Un nouveau bras de fer est engagé entre le Sénat dont les membres sont majoritairement composés des partis de l’opposition et l’Etat. Dans une lettre adressée au Président de la Haute Cour Constitutionnelle (HCC), le président de la chambre haute, Rivo Rakotovao demande à cette institution de déclarer la caducité des quatorze ordonnances prises en conseil des ministres par le président de la République en 2019.

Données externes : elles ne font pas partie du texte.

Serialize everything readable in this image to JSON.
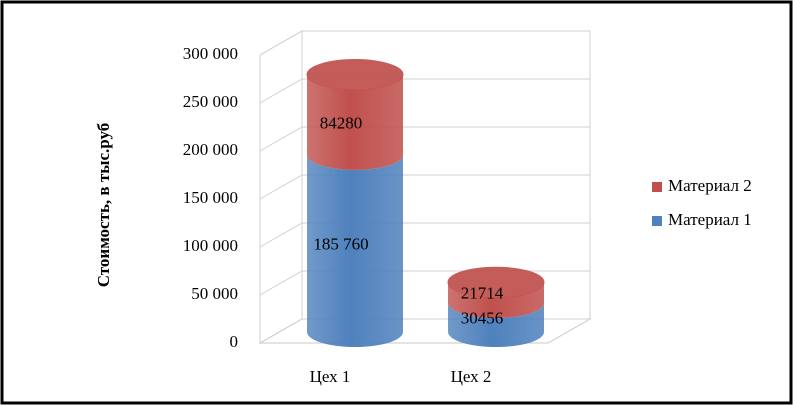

Ces ordonnances présidentielles concernent entre autres, la loi relative au patrimoine routier, la modification de certaines dispositions fixant les règles relatives au fonctionnement du sénat ainsi qu’aux modalités d’élection et de désignation de ses membres, la loi relative à l’ordre malgache, la loi portant abrogation totale de celle portant sur la politique nationale du cinéma et de l’image animée ou encore la loi relative au recouvrement des avoirs illicites.

Le Sénat affirme que les différentes étapes pour légiférer par ordonnance n’ont pas été respectées.

Si les ordonnances entre en vigueur dès leur publication, un projet de loi de ratification doit être déposé devant le Parlement. « Il est toutefois constaté qu’aucun projet de loi de ratification des ordonnances prises en 2019 n’a été déposé devant le Parlement au cours de la seconde session ordinaire », déplore le président du Sénat. « De telle omission rentre en violation des dispositions de la Constitution aux termes desquelles les arrêtés et les décisions de la haute cour constitutionnelle sont motivés, ils ne sont susceptibles d’aucun recours. Ils s’imposent à tous les pouvoirs publics ainsi qu’aux autorités administratives et juridictionnelles », argumente Rivo Rakotovao.

Le président de la Chambre haute estime ainsi que toutes les ordonnances non soumises à ratification en 2019 par le parlement en sa seconde session ne devront plus être maintenues en vigueur.